Агнеса подошла к Семёну. Он опустил хобот от стыда.
– Ты прекрасен. Ты – живой контраст. Ты – разрушение шаблонов!
– Я… я разрушил уже почти весь второй стеллаж, – пробормотал он.
– И правильно! Надо выбросить это буржуазное фарфоровое наследие! Хочешь быть частью арт-перформанса?
– Хочу… домой, – честно сказал Семён. – Или хотя бы обратно в цирк.
Агнеса загорелась:
– Я устрою выставку! Ты будешь экспонат и художник одновременно! Мы назовём её: «Фарфор против массы»!
Семён согласился. Только потому что устал стоять. И слегка влюбился.
На выставке он сидел посреди зала, а вокруг него лежали битые чашки. Люди подходили, фотографировались, шептали:
– Это так глубоко…
– Это так хрупко…
– Это так… громко чихает.
Часть 4. Слон возвращается домой (с лёгким налётом концептуализма)
Через две недели перформанс закрылся. Газеты написали:
«Гениально: живой слон показывает хрупкость материального мира.»
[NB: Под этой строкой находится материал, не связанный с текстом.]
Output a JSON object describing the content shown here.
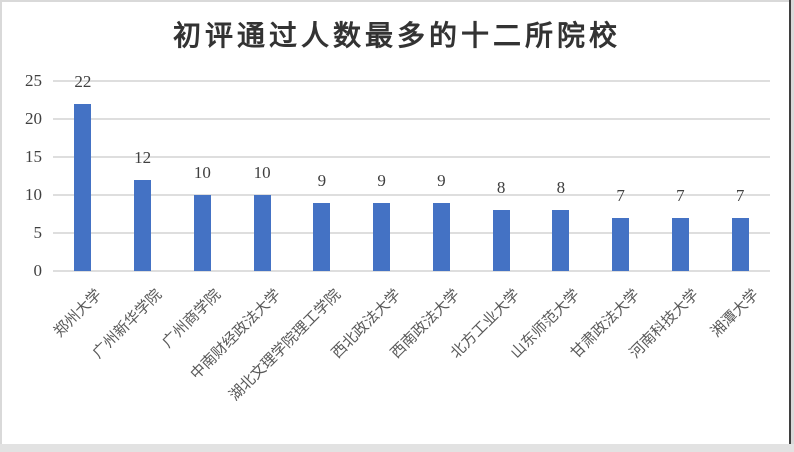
{
  "chart_data": {
    "type": "bar",
    "title": "初评通过人数最多的十二所院校",
    "categories": [
      "郑州大学",
      "广州新华学院",
      "广州商学院",
      "中南财经政法大学",
      "湖北文理学院理工学院",
      "西北政法大学",
      "西南政法大学",
      "北方工业大学",
      "山东师范大学",
      "甘肃政法大学",
      "河南科技大学",
      "湘潭大学"
    ],
    "values": [
      22,
      12,
      10,
      10,
      9,
      9,
      9,
      8,
      8,
      7,
      7,
      7
    ],
    "data_labels": [
      "22",
      "12",
      "10",
      "10",
      "9",
      "9",
      "9",
      "8",
      "8",
      "7",
      "7",
      "7"
    ],
    "yticks": [
      0,
      5,
      10,
      15,
      20,
      25
    ],
    "ylim": [
      0,
      25
    ],
    "xlabel": "",
    "ylabel": "",
    "legend": "none",
    "grid": "horizontal",
    "category_label_rotation_deg": -45,
    "colors": {
      "bar": "#4472C4",
      "gridline": "#dedede",
      "y_tick_label": "#404040",
      "value_label": "#404040",
      "category_label": "#595959",
      "title": "#333333"
    }
  }
}
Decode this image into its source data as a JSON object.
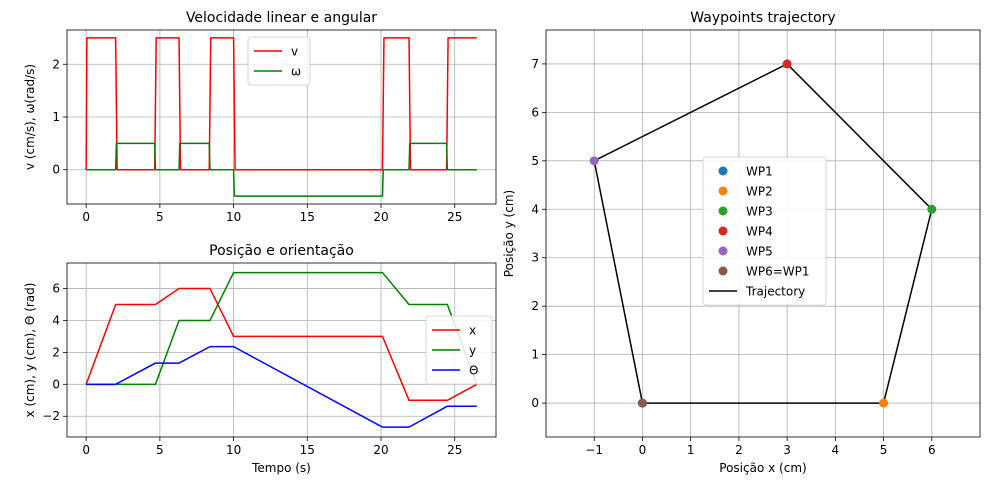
{
  "chart_data": [
    {
      "type": "line",
      "title": "Velocidade linear e angular",
      "xlabel": "",
      "ylabel": "v (cm/s), ω(rad/s)",
      "xlim": [
        -1.3,
        27.8
      ],
      "ylim": [
        -0.65,
        2.65
      ],
      "xticks": [
        0,
        5,
        10,
        15,
        20,
        25
      ],
      "yticks": [
        0,
        1,
        2
      ],
      "grid": true,
      "legend": "top-center",
      "series": [
        {
          "name": "v",
          "color": "#ff0000",
          "x": [
            0,
            0.05,
            2,
            2.1,
            4.65,
            4.75,
            6.3,
            6.4,
            8.35,
            8.45,
            10,
            10.1,
            20.1,
            20.2,
            21.9,
            22,
            24.45,
            24.55,
            26.5
          ],
          "y": [
            0,
            2.5,
            2.5,
            0,
            0,
            2.5,
            2.5,
            0,
            0,
            2.5,
            2.5,
            0,
            0,
            2.5,
            2.5,
            0,
            0,
            2.5,
            2.5
          ]
        },
        {
          "name": "ω",
          "color": "#008000",
          "x": [
            0,
            2,
            2.05,
            4.65,
            4.7,
            6.3,
            6.35,
            8.35,
            8.4,
            10,
            10.05,
            20.1,
            20.15,
            21.9,
            21.95,
            24.45,
            24.5,
            26.5
          ],
          "y": [
            0,
            0,
            0.5,
            0.5,
            0,
            0,
            0.5,
            0.5,
            0,
            0,
            -0.5,
            -0.5,
            0,
            0,
            0.5,
            0.5,
            0,
            0
          ]
        }
      ]
    },
    {
      "type": "line",
      "title": "Posição e orientação",
      "xlabel": "Tempo (s)",
      "ylabel": "x (cm), y (cm), Θ (rad)",
      "xlim": [
        -1.3,
        27.8
      ],
      "ylim": [
        -3.3,
        7.6
      ],
      "xticks": [
        0,
        5,
        10,
        15,
        20,
        25
      ],
      "yticks": [
        -2,
        0,
        2,
        4,
        6
      ],
      "grid": true,
      "legend": "center-right",
      "series": [
        {
          "name": "x",
          "color": "#ff0000",
          "x": [
            0,
            2,
            4.7,
            6.3,
            8.4,
            10,
            20.1,
            21.9,
            24.5,
            26.5
          ],
          "y": [
            0,
            5,
            5,
            6,
            6,
            3,
            3,
            -1,
            -1,
            0
          ]
        },
        {
          "name": "y",
          "color": "#008000",
          "x": [
            0,
            2,
            4.7,
            6.3,
            8.4,
            10,
            20.1,
            21.9,
            24.5,
            26.5
          ],
          "y": [
            0,
            0,
            0,
            4,
            4,
            7,
            7,
            5,
            5,
            0
          ]
        },
        {
          "name": "Θ",
          "color": "#0000ff",
          "x": [
            0,
            2,
            4.7,
            6.3,
            8.4,
            10,
            20.1,
            21.9,
            24.5,
            26.5
          ],
          "y": [
            0,
            0,
            1.33,
            1.33,
            2.36,
            2.36,
            -2.68,
            -2.68,
            -1.37,
            -1.37
          ]
        }
      ]
    },
    {
      "type": "scatter",
      "title": "Waypoints trajectory",
      "xlabel": "Posição x (cm)",
      "ylabel": "Posição y (cm)",
      "xlim": [
        -2,
        7
      ],
      "ylim": [
        -0.7,
        7.7
      ],
      "xticks": [
        -1,
        0,
        1,
        2,
        3,
        4,
        5,
        6
      ],
      "yticks": [
        0,
        1,
        2,
        3,
        4,
        5,
        6,
        7
      ],
      "grid": true,
      "legend": "center",
      "points": [
        {
          "name": "WP1",
          "x": 0,
          "y": 0,
          "color": "#1f77b4"
        },
        {
          "name": "WP2",
          "x": 5,
          "y": 0,
          "color": "#ff7f0e"
        },
        {
          "name": "WP3",
          "x": 6,
          "y": 4,
          "color": "#2ca02c"
        },
        {
          "name": "WP4",
          "x": 3,
          "y": 7,
          "color": "#d62728"
        },
        {
          "name": "WP5",
          "x": -1,
          "y": 5,
          "color": "#9467bd"
        },
        {
          "name": "WP6=WP1",
          "x": 0,
          "y": 0,
          "color": "#8c564b"
        }
      ],
      "trajectory": {
        "name": "Trajectory",
        "color": "#000000",
        "x": [
          0,
          5,
          6,
          3,
          -1,
          0
        ],
        "y": [
          0,
          0,
          4,
          7,
          5,
          0
        ]
      }
    }
  ]
}
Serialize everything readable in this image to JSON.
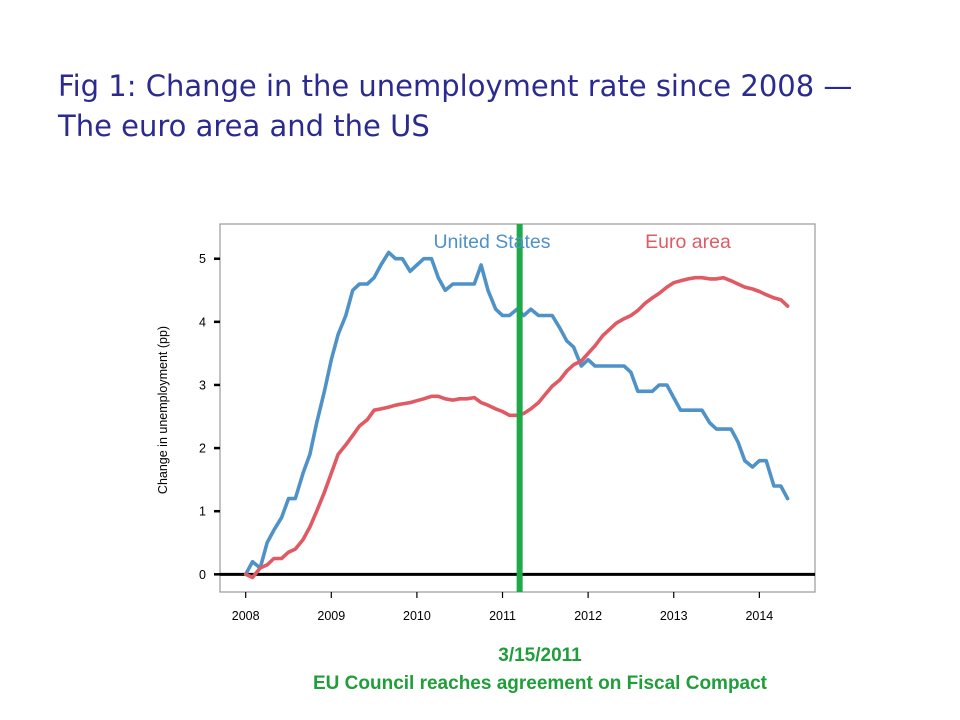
{
  "slide": {
    "title_line1": "Fig 1: Change in the unemployment rate since 2008 —",
    "title_line2": "The euro area and the US",
    "colors": {
      "title": "#2b2b8f",
      "annotation": "#1f9e3a"
    }
  },
  "annotation": {
    "date": "3/15/2011",
    "text": "EU Council reaches agreement on Fiscal Compact",
    "x": 2011.2,
    "color": "#1faa4a"
  },
  "chart_data": {
    "type": "line",
    "title": "",
    "xlabel": "",
    "ylabel": "Change in unemployment (pp)",
    "xlim": [
      2007.7,
      2014.65
    ],
    "ylim": [
      -0.28,
      5.55
    ],
    "xticks": [
      2008,
      2009,
      2010,
      2011,
      2012,
      2013,
      2014
    ],
    "yticks": [
      0,
      1,
      2,
      3,
      4,
      5
    ],
    "grid": false,
    "baseline": 0,
    "series": [
      {
        "name": "United States",
        "color": "#4f92c8",
        "points": [
          [
            2008.0,
            0.0
          ],
          [
            2008.08,
            0.2
          ],
          [
            2008.17,
            0.1
          ],
          [
            2008.25,
            0.5
          ],
          [
            2008.33,
            0.7
          ],
          [
            2008.42,
            0.9
          ],
          [
            2008.5,
            1.2
          ],
          [
            2008.58,
            1.2
          ],
          [
            2008.67,
            1.6
          ],
          [
            2008.75,
            1.9
          ],
          [
            2008.83,
            2.4
          ],
          [
            2008.92,
            2.9
          ],
          [
            2009.0,
            3.4
          ],
          [
            2009.08,
            3.8
          ],
          [
            2009.17,
            4.1
          ],
          [
            2009.25,
            4.5
          ],
          [
            2009.33,
            4.6
          ],
          [
            2009.42,
            4.6
          ],
          [
            2009.5,
            4.7
          ],
          [
            2009.58,
            4.9
          ],
          [
            2009.67,
            5.1
          ],
          [
            2009.75,
            5.0
          ],
          [
            2009.83,
            5.0
          ],
          [
            2009.92,
            4.8
          ],
          [
            2010.0,
            4.9
          ],
          [
            2010.08,
            5.0
          ],
          [
            2010.17,
            5.0
          ],
          [
            2010.25,
            4.7
          ],
          [
            2010.33,
            4.5
          ],
          [
            2010.42,
            4.6
          ],
          [
            2010.5,
            4.6
          ],
          [
            2010.58,
            4.6
          ],
          [
            2010.67,
            4.6
          ],
          [
            2010.75,
            4.9
          ],
          [
            2010.83,
            4.5
          ],
          [
            2010.92,
            4.2
          ],
          [
            2011.0,
            4.1
          ],
          [
            2011.08,
            4.1
          ],
          [
            2011.17,
            4.2
          ],
          [
            2011.25,
            4.1
          ],
          [
            2011.33,
            4.2
          ],
          [
            2011.42,
            4.1
          ],
          [
            2011.5,
            4.1
          ],
          [
            2011.58,
            4.1
          ],
          [
            2011.67,
            3.9
          ],
          [
            2011.75,
            3.7
          ],
          [
            2011.83,
            3.6
          ],
          [
            2011.92,
            3.3
          ],
          [
            2012.0,
            3.4
          ],
          [
            2012.08,
            3.3
          ],
          [
            2012.17,
            3.3
          ],
          [
            2012.25,
            3.3
          ],
          [
            2012.33,
            3.3
          ],
          [
            2012.42,
            3.3
          ],
          [
            2012.5,
            3.2
          ],
          [
            2012.58,
            2.9
          ],
          [
            2012.67,
            2.9
          ],
          [
            2012.75,
            2.9
          ],
          [
            2012.83,
            3.0
          ],
          [
            2012.92,
            3.0
          ],
          [
            2013.0,
            2.8
          ],
          [
            2013.08,
            2.6
          ],
          [
            2013.17,
            2.6
          ],
          [
            2013.25,
            2.6
          ],
          [
            2013.33,
            2.6
          ],
          [
            2013.42,
            2.4
          ],
          [
            2013.5,
            2.3
          ],
          [
            2013.58,
            2.3
          ],
          [
            2013.67,
            2.3
          ],
          [
            2013.75,
            2.1
          ],
          [
            2013.83,
            1.8
          ],
          [
            2013.92,
            1.7
          ],
          [
            2014.0,
            1.8
          ],
          [
            2014.08,
            1.8
          ],
          [
            2014.17,
            1.4
          ],
          [
            2014.25,
            1.4
          ],
          [
            2014.33,
            1.2
          ]
        ]
      },
      {
        "name": "Euro area",
        "color": "#e05a63",
        "points": [
          [
            2008.0,
            0.0
          ],
          [
            2008.08,
            -0.05
          ],
          [
            2008.17,
            0.1
          ],
          [
            2008.25,
            0.15
          ],
          [
            2008.33,
            0.25
          ],
          [
            2008.42,
            0.25
          ],
          [
            2008.5,
            0.35
          ],
          [
            2008.58,
            0.4
          ],
          [
            2008.67,
            0.55
          ],
          [
            2008.75,
            0.75
          ],
          [
            2008.83,
            1.0
          ],
          [
            2008.92,
            1.3
          ],
          [
            2009.0,
            1.6
          ],
          [
            2009.08,
            1.9
          ],
          [
            2009.17,
            2.05
          ],
          [
            2009.25,
            2.2
          ],
          [
            2009.33,
            2.35
          ],
          [
            2009.42,
            2.45
          ],
          [
            2009.5,
            2.6
          ],
          [
            2009.58,
            2.62
          ],
          [
            2009.67,
            2.65
          ],
          [
            2009.75,
            2.68
          ],
          [
            2009.83,
            2.7
          ],
          [
            2009.92,
            2.72
          ],
          [
            2010.0,
            2.75
          ],
          [
            2010.08,
            2.78
          ],
          [
            2010.17,
            2.82
          ],
          [
            2010.25,
            2.82
          ],
          [
            2010.33,
            2.78
          ],
          [
            2010.42,
            2.76
          ],
          [
            2010.5,
            2.78
          ],
          [
            2010.58,
            2.78
          ],
          [
            2010.67,
            2.8
          ],
          [
            2010.75,
            2.72
          ],
          [
            2010.83,
            2.68
          ],
          [
            2010.92,
            2.62
          ],
          [
            2011.0,
            2.58
          ],
          [
            2011.08,
            2.52
          ],
          [
            2011.17,
            2.52
          ],
          [
            2011.25,
            2.55
          ],
          [
            2011.33,
            2.62
          ],
          [
            2011.42,
            2.72
          ],
          [
            2011.5,
            2.85
          ],
          [
            2011.58,
            2.98
          ],
          [
            2011.67,
            3.08
          ],
          [
            2011.75,
            3.22
          ],
          [
            2011.83,
            3.32
          ],
          [
            2011.92,
            3.38
          ],
          [
            2012.0,
            3.5
          ],
          [
            2012.08,
            3.62
          ],
          [
            2012.17,
            3.78
          ],
          [
            2012.25,
            3.88
          ],
          [
            2012.33,
            3.98
          ],
          [
            2012.42,
            4.05
          ],
          [
            2012.5,
            4.1
          ],
          [
            2012.58,
            4.18
          ],
          [
            2012.67,
            4.3
          ],
          [
            2012.75,
            4.38
          ],
          [
            2012.83,
            4.45
          ],
          [
            2012.92,
            4.55
          ],
          [
            2013.0,
            4.62
          ],
          [
            2013.08,
            4.65
          ],
          [
            2013.17,
            4.68
          ],
          [
            2013.25,
            4.7
          ],
          [
            2013.33,
            4.7
          ],
          [
            2013.42,
            4.68
          ],
          [
            2013.5,
            4.68
          ],
          [
            2013.58,
            4.7
          ],
          [
            2013.67,
            4.65
          ],
          [
            2013.75,
            4.6
          ],
          [
            2013.83,
            4.55
          ],
          [
            2013.92,
            4.52
          ],
          [
            2014.0,
            4.48
          ],
          [
            2014.08,
            4.43
          ],
          [
            2014.17,
            4.38
          ],
          [
            2014.25,
            4.35
          ],
          [
            2014.33,
            4.25
          ]
        ]
      }
    ],
    "legend": "inline-top"
  }
}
Агнеса предложила остаться и стать постоянным символом арт-салона.
Но Семён вздохнул:
– Агнеса, ты замечательная, но мне… нужен арбуз. И публика, которая кидает орешки, когда я на тумбе.
– Я понимаю, – кивнула она. – Только пообещай, что ты останешься настоящим. Даже если снова попадёшь в мир фарфора.
– Только если без ценников, – улыбнулся Семён.
Он вернулся в цирк. Там уже скучали без него. Директор при виде Семёна упал в обморок от счастья. Или от аромата разбитого чая, которым пах Семён.
Публика ликовала. Семён выступал, веселился, ел арбузы.
А каждую зиму, когда был отпуск, он ехал к Агнесе – бить сервизы. Но уже по искусству.